I just don’t have the foggiest notion how to convince my friends and neighbors of that, without them essentially sticking their fingers in their ears and shouting me down.
When I worked in restaurants, I and my co-workers would often think, “What do we need these managers for? We do all the work.”
Then I became a manager, and found all the things that were being done behind the scenes to make sure that everything kept running smoothly.
I kinda see it about the same way. Rural areas see everything as simple and with little downchecks, because the urban areas take care of all the needs of keeping it running smoothly.
My father is a jewish journalist from Brooklyn. My mother is a Wisconsin farm girl. I had a classic intellectual upbringing but gravitated to the farm life, though in a 1970’s homesteader manner. I’ve lived in dense urban areas and in places where the sheep outnumbered the people 1000 to one. You could charitably say I understand both sides but the reality is more like I find both sides astonishingly ignorant of and intolerant of, the other.

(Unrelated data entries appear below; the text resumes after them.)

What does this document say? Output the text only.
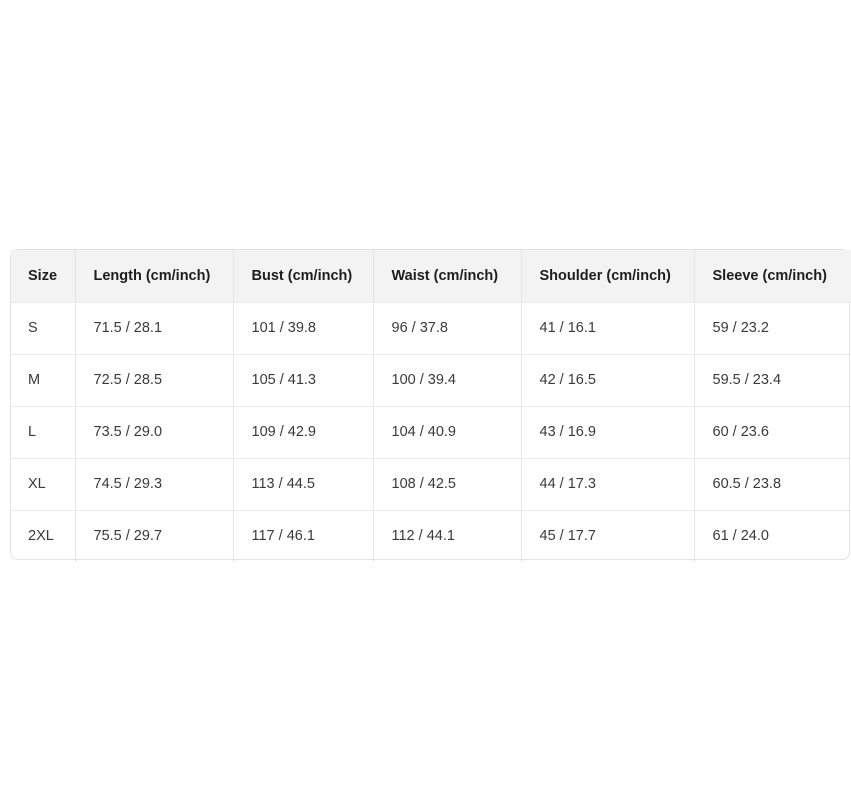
Size	Length (cm/inch)	Bust (cm/inch)	Waist (cm/inch)	Shoulder (cm/inch)	Sleeve (cm/inch)
S	71.5 / 28.1	101 / 39.8	96 / 37.8	41 / 16.1	59 / 23.2
M	72.5 / 28.5	105 / 41.3	100 / 39.4	42 / 16.5	59.5 / 23.4
L	73.5 / 29.0	109 / 42.9	104 / 40.9	43 / 16.9	60 / 23.6
XL	74.5 / 29.3	113 / 44.5	108 / 42.5	44 / 17.3	60.5 / 23.8
2XL	75.5 / 29.7	117 / 46.1	112 / 44.1	45 / 17.7	61 / 24.0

The large majority of posters here do not know jack shit about what people in the country are like or what they do with their time, or why rural life is intrinsically valuable and also creates value. But they blather away regardless. Yes, the right wing in this country is toxic as hell. No argument there. But as far as good people on the left and the right? It’s kind of even, with the edge, in my own experience, on the red side.